Licenciada em 2009, desde sempre com vontade de me aventurar por outras paragens, comecei a trabalhar em Lisboa, numa entidade de cariz social onde acabei por iniciar a minha carreira profissional com experiência a nível comunitário. Numa fase inicial integrei um serviço de apoio domiciliário, estive nas consultas de ambulatório e ainda prestei apoio a lares da instituição.
Há três anos foi-me proposto integrar um projeto novo, de educação para a saúde, onde me foi possível conhecer o estado de saúde da população nos diferentes bairros da cidade, e onde desenvolvi competências no âmbito da promoção da saúde e prevenção da doença.
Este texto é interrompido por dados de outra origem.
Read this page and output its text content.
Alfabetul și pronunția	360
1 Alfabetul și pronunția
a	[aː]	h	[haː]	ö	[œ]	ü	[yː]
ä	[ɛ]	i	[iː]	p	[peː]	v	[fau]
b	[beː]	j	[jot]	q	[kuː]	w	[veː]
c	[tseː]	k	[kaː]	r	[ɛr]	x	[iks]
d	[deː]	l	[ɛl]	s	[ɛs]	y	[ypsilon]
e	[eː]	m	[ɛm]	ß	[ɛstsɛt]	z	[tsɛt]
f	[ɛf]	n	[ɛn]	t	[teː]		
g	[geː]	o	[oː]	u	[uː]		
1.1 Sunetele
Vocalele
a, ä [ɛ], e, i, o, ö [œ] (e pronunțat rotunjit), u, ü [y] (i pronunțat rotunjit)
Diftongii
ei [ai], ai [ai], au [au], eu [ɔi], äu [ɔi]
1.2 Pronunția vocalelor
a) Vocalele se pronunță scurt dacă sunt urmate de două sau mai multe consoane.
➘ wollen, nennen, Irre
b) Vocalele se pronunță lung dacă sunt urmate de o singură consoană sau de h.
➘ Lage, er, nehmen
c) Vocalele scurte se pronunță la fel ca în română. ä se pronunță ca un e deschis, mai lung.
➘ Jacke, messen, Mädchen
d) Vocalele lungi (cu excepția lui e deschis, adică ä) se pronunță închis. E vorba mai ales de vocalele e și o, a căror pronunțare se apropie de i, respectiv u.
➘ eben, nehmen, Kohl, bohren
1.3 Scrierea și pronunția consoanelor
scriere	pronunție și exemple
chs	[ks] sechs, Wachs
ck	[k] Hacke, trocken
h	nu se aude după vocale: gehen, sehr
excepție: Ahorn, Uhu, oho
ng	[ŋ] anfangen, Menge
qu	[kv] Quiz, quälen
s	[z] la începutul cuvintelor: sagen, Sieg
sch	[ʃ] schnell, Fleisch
Ao longo deste percurso investi na minha formação pessoal e profissional. Realizei alguns cursos de curta duração, o Mestrado em Gestão de Serviços de Saúde do ISCTE, e mais recentemente terminei a especialidade em Enfermagem de Saúde Mental e Psiquiatria. As formações supracitadas permitiram-me um novo olhar sobre a gestão dos recursos e da sua importância no dia a dia do SNS – Sistema Nacional de Saúde e um novo olhar para o utente, enquanto cliente dos nossos serviços de cuidados de saúde.

          

Em 2015 surgiu a oportunidade de me aventurar por terras de sua Majestade. Assim, iniciei o meu processo de inscrição no NMC – Nursing and Midwifery Council (ordem dos enfermeiros britânica). Numa altura em que tantos enfermeiros se encontram a trabalhar em Inglaterra, procurei informação com pessoas que conheço e através de alguns testemunhos presentes na blogosfera.
Ao mesmo tempo que iniciava o processo de inscrição, procurei em diversos sites de emprego e redes sociais (por exemplo Linkedin), contactos com agências de recrutamento especializadas. Após algumas entrevistas telefónicas e via skype, a primeira entrevista presencial em Lisboa chegou em Setembro. A entrevista correu bem, e no final questionaram-me em que serviço gostaria de trabalhar e quando estava disponível para começar. Visto que me encontrava a terminar a especialidade em Fevereiro, referi que só poderia começar em Março e isso não foi impedimento para o recrutamento. Fui aceite e em Março comecei num hospital nos arredores de Londres, cheia de vontade de aprender!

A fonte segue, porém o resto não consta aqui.